Again tested only on basic test.
Default mirror system is bundled with observe
, just need only to import observe/standalone.dart
in place of observe/observe.dart
.
Updated polymer_autonotify
to reuse polymer-dart
mirror system when using observe
.
Cool!
Yes, Thank you for your help. Do you think there is something else to be done to have this pull request merged?
It might be nice for users of stand-alone observe to keep importing 'observe/observe.dart', and users of observe-with-something would import something else (a bridge library like 'polymer_autonotify.dart') anyway, so they won't notice if the old 'observe.dart' is renamed. So how do you think the numbers are, would stand-alone users of observe plus users of bridges outnumber the providers of bridge libraries so massively that 'observe/standalone.dart' should be renamed to 'observe/observe.dart' and the old 'observe/observe.dart' should be renamed to something else? (maybe 'observe/mirror_system_configurable_observe' if it hadn't been so darned long ;-)
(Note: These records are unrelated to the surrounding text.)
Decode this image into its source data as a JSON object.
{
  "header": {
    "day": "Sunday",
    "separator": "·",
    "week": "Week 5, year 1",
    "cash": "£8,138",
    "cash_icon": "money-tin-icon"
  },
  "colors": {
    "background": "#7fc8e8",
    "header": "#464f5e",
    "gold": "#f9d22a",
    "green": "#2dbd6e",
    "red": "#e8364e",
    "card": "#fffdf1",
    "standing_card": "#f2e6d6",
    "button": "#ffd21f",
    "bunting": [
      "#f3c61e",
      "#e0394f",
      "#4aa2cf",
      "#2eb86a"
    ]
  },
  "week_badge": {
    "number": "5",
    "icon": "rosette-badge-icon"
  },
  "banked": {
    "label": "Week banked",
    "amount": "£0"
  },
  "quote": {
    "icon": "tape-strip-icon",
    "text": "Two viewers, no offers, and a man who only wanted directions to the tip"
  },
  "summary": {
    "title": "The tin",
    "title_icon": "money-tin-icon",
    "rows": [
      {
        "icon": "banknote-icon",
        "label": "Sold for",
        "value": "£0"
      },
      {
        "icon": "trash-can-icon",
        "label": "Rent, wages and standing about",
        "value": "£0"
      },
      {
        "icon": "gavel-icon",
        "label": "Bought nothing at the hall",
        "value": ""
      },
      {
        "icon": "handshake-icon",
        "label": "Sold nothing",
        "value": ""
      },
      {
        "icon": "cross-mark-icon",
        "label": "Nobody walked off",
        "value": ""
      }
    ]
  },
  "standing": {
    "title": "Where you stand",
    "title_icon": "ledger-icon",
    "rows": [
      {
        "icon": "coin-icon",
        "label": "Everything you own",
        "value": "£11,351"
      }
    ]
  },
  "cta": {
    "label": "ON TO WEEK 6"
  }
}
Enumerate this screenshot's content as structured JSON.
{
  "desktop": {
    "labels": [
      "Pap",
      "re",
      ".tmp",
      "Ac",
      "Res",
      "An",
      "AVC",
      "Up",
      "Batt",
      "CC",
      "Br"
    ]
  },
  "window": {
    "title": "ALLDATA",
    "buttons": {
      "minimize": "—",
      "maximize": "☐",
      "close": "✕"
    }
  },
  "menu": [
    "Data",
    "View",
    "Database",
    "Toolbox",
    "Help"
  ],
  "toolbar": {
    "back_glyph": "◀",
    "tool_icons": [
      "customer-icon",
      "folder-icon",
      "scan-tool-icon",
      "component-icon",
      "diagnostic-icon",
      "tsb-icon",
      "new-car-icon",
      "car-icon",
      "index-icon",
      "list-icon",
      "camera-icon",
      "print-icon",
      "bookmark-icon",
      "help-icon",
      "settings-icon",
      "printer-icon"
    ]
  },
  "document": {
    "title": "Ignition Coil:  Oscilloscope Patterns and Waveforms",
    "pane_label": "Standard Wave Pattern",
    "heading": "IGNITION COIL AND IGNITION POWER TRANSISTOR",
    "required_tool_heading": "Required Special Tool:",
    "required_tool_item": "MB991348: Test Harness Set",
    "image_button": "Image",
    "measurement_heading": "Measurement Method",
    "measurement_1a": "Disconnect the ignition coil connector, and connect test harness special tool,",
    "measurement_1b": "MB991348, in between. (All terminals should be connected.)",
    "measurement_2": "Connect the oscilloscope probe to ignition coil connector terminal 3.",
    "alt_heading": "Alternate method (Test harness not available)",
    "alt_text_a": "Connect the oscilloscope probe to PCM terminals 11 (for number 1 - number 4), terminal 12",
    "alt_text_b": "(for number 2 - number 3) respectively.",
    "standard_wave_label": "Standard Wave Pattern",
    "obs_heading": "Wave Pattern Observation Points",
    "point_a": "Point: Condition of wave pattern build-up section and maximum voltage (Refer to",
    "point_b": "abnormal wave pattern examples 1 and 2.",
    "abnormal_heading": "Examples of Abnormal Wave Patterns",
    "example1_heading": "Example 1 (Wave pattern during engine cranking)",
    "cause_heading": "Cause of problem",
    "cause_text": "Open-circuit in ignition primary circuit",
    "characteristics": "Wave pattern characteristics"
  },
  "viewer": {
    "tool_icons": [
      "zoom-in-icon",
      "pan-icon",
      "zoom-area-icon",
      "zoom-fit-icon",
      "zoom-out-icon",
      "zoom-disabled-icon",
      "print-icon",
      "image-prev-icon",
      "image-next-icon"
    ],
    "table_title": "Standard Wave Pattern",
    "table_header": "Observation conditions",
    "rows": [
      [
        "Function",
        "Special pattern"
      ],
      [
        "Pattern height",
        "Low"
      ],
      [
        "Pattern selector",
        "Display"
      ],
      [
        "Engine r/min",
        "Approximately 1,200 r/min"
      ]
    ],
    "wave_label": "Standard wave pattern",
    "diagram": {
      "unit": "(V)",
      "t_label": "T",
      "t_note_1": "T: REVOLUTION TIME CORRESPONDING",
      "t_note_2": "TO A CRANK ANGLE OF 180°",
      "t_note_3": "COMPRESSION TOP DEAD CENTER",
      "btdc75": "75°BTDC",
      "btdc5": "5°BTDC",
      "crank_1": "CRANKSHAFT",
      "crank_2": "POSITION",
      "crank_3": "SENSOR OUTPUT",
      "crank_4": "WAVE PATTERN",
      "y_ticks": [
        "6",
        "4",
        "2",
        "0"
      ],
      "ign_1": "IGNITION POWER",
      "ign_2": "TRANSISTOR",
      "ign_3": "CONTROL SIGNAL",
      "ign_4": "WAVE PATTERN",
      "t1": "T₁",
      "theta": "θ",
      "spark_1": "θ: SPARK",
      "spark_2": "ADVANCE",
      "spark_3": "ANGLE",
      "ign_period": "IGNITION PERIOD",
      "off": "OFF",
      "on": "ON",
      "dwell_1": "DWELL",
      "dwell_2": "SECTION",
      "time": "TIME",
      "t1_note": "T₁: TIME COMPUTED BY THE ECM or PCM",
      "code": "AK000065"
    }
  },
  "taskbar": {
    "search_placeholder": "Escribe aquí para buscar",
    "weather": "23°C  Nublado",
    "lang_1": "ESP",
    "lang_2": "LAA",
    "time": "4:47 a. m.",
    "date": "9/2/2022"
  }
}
One thing that I noticed was that the code uses fromList
in the super-initializer in reflector classes; there is no need to do that unless you have "many" elements in the list, because Reflectable
has been equipped with a constructor that takes up to 10 arguments directly and makes a list of them.
That was something I was thinking about.
In my opinion - but probabily others knows better than me - the vast majorty of users of observe
are using it together with polymer
. So I expect they prefer to have the mirror less one (observe_bare.dart
?) be left as observe.dart
so they don't have to change their import in all their model classes.
OK, I didn't realize that they would import 'observe.dart', I thought that 'polymer_autonotify.dart' would take its place when observe is used with polymer (but I can see that it doesn't export 'package:observe/observe.dart'). In that case there are lots of people depending on the name 'observe.dart' so renaming is probably not a good idea.
I agree. I think there is an high confidence that a lot of people created libraries with only model objects thus importing only "package:observe/observe.dart" even though they will use those objects with polymer. This is a very common pattern to be found.